0

I'm currently working with a program that is written in C with MPI parallelization. The computation grid is divided up using common domain decomposition techniques. The processes layout is as follows with respect to the 2D decomposition (simplified):

/////////////////////////////
/       /         /         /
/   1   /    2    /    3    /
/       /         /         /
/////////////////////////////
/       /         /         /
/   4   /    5    /    6    /
/       /         /         /
/////////////////////////////
/       /         /         /
/   7   /    8    /    9    /
/       /         /         /
/////////////////////////////

At one point in the code, I have to solve an series of equations which have X-dependencies only.

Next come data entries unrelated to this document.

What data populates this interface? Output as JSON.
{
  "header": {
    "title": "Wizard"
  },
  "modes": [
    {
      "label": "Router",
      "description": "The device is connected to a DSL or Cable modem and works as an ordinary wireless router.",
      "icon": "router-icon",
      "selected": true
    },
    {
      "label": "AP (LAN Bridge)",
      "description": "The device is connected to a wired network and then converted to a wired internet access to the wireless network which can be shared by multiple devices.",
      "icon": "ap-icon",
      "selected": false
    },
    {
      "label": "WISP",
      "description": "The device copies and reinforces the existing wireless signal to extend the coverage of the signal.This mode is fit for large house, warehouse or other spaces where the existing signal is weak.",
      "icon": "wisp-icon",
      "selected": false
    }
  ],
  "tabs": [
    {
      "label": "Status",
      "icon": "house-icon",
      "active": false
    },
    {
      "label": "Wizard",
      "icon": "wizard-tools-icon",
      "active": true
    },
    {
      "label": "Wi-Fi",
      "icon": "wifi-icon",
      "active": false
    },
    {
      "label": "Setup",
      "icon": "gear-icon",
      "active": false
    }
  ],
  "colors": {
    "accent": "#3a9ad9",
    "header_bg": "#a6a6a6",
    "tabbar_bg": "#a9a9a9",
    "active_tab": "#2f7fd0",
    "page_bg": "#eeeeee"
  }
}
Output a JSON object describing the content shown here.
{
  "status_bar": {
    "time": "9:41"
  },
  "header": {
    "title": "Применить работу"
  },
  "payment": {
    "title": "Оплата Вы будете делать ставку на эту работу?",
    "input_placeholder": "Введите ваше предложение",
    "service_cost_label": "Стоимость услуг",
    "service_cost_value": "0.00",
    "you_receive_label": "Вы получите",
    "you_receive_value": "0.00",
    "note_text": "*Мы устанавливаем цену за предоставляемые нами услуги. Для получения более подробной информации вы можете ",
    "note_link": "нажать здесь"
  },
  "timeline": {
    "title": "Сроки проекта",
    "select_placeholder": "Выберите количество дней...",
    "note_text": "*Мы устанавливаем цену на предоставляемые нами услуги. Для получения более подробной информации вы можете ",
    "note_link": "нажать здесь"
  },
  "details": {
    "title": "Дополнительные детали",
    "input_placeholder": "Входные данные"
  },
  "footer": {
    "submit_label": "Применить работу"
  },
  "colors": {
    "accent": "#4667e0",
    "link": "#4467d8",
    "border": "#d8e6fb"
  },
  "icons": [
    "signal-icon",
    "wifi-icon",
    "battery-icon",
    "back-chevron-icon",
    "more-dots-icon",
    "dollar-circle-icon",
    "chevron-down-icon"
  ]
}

With the topology in it's current form, it can only be parallelized with 3 processes at a time, due to the x-dependency, which leads to my question...is there a convenient/efficient way to map the current topology to another one within the code, which favors full parallelization i.e. using all 9 processes? For example, something like this:

/////////////////////////////
/            1              /
/////////////////////////////
/            2              /
/////////////////////////////
/            3              /
/////////////////////////////
/            4              /
/////////////////////////////
/            5              /
/////////////////////////////
/            6              /
/////////////////////////////
/            7              /
/////////////////////////////
/            8              /
/////////////////////////////
/            9              /
/////////////////////////////

One might ask, why not start with this...well the 2D domain decomposition is much more efficient for the overall problem plus I also have y-dependencies later where I need to do something similar with the topology, thus the image above would be transposed.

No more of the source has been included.